Bleep – der Plattenladen, der initial zu Warp gehörte – hat das kommen sehen und eine limitierte Ausgabe von ITSAME in Auftrag gegeben, die auf 500 Stück limitiert ist. Rotes Cover, rotes Vinyl, Sticker, d.h. jede Menge Extras. Damit ist diese Ausgabe nicht nur eingeschränkt, sondern auch ziemlich exklusiv.
Über die 17 Tracks kann man sagen, was man will. Ich finde sie einfach genial und habe mir deshalb diese spezielle Ausgabe auch ins Haus geholt. Das Album ist – in Referenzen gesprochen – irgendwo zwischen Richard D. James‘ Album, seinen Analord-Werken und irgendwie höre ich auch immer wieder etwas Modeselektor raus. Und ansonsten sollte ich das mit den Referenzen lassen, weil es sowieso ein eigenständiges Werk ist.
John Beltran – Aesthete
Als im Dezember 2021 die Aesthete von John Beltran rauskam, habe ich natürlich reingehört. Schon allein, weil irgendwie das Genre IDM darin auftauchte. Es klang aber nach dem ganz normalen John Beltran. Und die sieben Tracks, die sich auf der Aesthete befinden, haben mich schon von der Menge nicht abgeholt. Also blieb sie liegen.
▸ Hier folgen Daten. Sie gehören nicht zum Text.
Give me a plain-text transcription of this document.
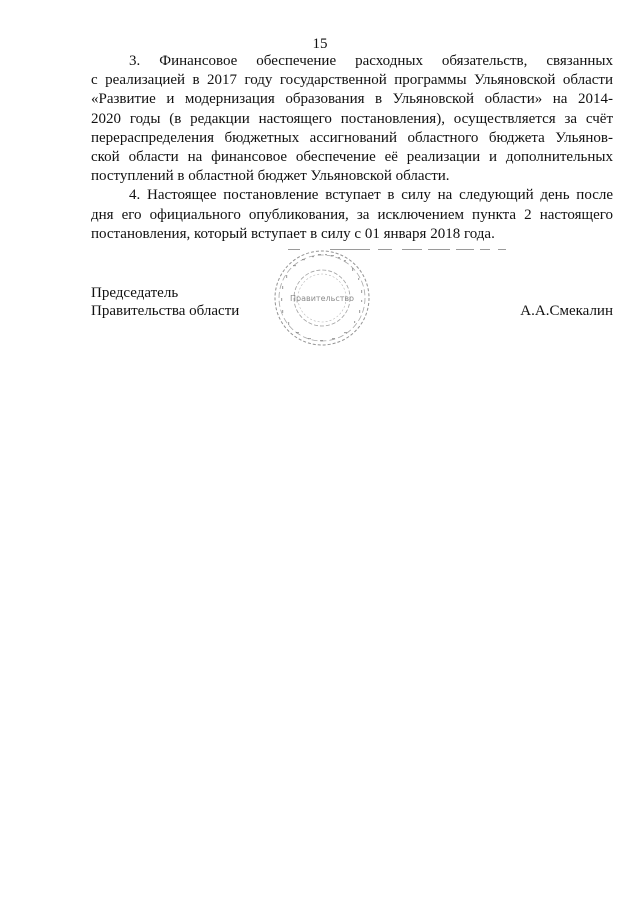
15

3. Финансовое обеспечение расходных обязательств, связанных
с реализацией в 2017 году государственной программы Ульяновской области
«Развитие и модернизация образования в Ульяновской области» на 2014-
2020 годы (в редакции настоящего постановления), осуществляется за счёт
перераспределения бюджетных ассигнований областного бюджета Ульянов-
ской области на финансовое обеспечение её реализации и дополнительных
поступлений в областной бюджет Ульяновской области.

4. Настоящее постановление вступает в силу на следующий день после
дня его официального опубликования, за исключением пункта 2 настоящего
постановления, который вступает в силу с 01 января 2018 года.

Председатель
Правительства области
Правительство
А.А.Смекалин
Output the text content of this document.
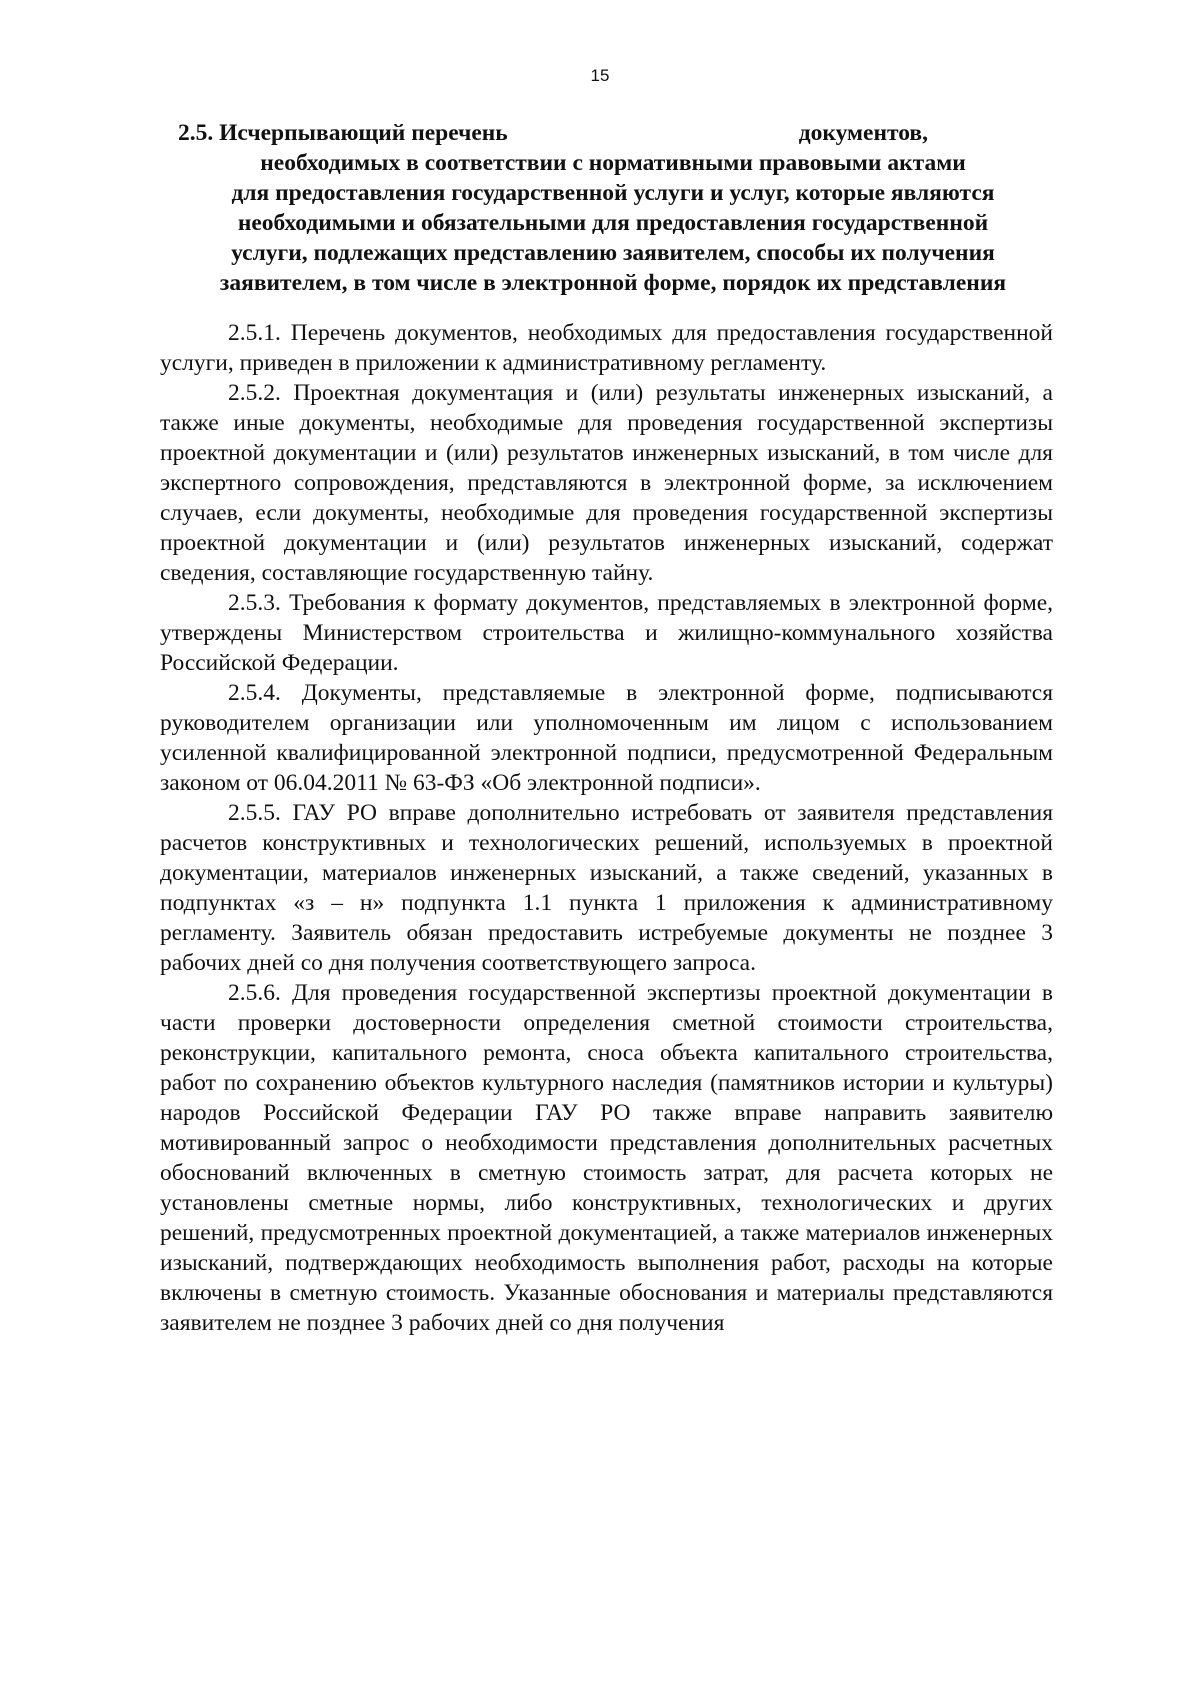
15
2.5. Исчерпывающий перечень	документов,
необходимых в соответствии с нормативными правовыми актами
для предоставления государственной услуги и услуг, которые являются
необходимыми и обязательными для предоставления государственной
услуги, подлежащих представлению заявителем, способы их получения
заявителем, в том числе в электронной форме, порядок их представления

2.5.1. Перечень документов, необходимых для предоставления государственной услуги, приведен в приложении к административному регламенту.

2.5.2. Проектная документация и (или) результаты инженерных изысканий, а также иные документы, необходимые для проведения государственной экспертизы проектной документации и (или) результатов инженерных изысканий, в том числе для экспертного сопровождения, представляются в электронной форме, за исключением случаев, если документы, необходимые для проведения государственной экспертизы проектной документации и (или) результатов инженерных изысканий, содержат сведения, составляющие государственную тайну.

2.5.3. Требования к формату документов, представляемых в электронной форме, утверждены Министерством строительства и жилищно-коммунального хозяйства Российской Федерации.

2.5.4. Документы, представляемые в электронной форме, подписываются руководителем организации или уполномоченным им лицом с использованием усиленной квалифицированной электронной подписи, предусмотренной Федеральным законом от 06.04.2011 № 63-ФЗ «Об электронной подписи».

2.5.5. ГАУ РО вправе дополнительно истребовать от заявителя представления расчетов конструктивных и технологических решений, используемых в проектной документации, материалов инженерных изысканий, а также сведений, указанных в подпунктах «з – н» подпункта 1.1 пункта 1 приложения к административному регламенту. Заявитель обязан предоставить истребуемые документы не позднее 3 рабочих дней со дня получения соответствующего запроса.

2.5.6. Для проведения государственной экспертизы проектной документации в части проверки достоверности определения сметной стоимости строительства, реконструкции, капитального ремонта, сноса объекта капитального строительства, работ по сохранению объектов культурного наследия (памятников истории и культуры) народов Российской Федерации ГАУ РО также вправе направить заявителю мотивированный запрос о необходимости представления дополнительных расчетных обоснований включенных в сметную стоимость затрат, для расчета которых не установлены сметные нормы, либо конструктивных, технологических и других решений, предусмотренных проектной документацией, а также материалов инженерных изысканий, подтверждающих необходимость выполнения работ, расходы на которые включены в сметную стоимость. Указанные обоснования и материалы представляются заявителем не позднее 3 рабочих дней со дня получения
Als ich jetzt die Brainwaltzera bei Bleep entdeckte, wollte ich natürlich keine Platte einzeln bestellen. Wenn schon die Versandkosten aus Großbritannien entstehen, sollte sich das lohnen. Also stöberte ich etwas und entdeckte die limitierte Ausgabe von der LP. Aber limitiert auf 80 Stück und immer noch verfügbar, konnte das sein.
Ich verglich die Preise mit der normalen Ausgabe in Deutschland. Diese hätte als Vinyl gerade mal 2 Euro weniger gekostet. Das klang schon so unwahrscheinlich, dass ich zuschlagen musste. Viele berichteten auch, dass sie die limitierte Ausgabe gekauft hätten, aber dann trotzdem das schwarze Vinyl erhalten haben. Vor diesem Pech blieb ich allerdings verschont. Und nun habe ich die Doppel-LP daheim, höre sie zum zweiten oder dritten Mal und bin eigentlich doch ganz zufrieden.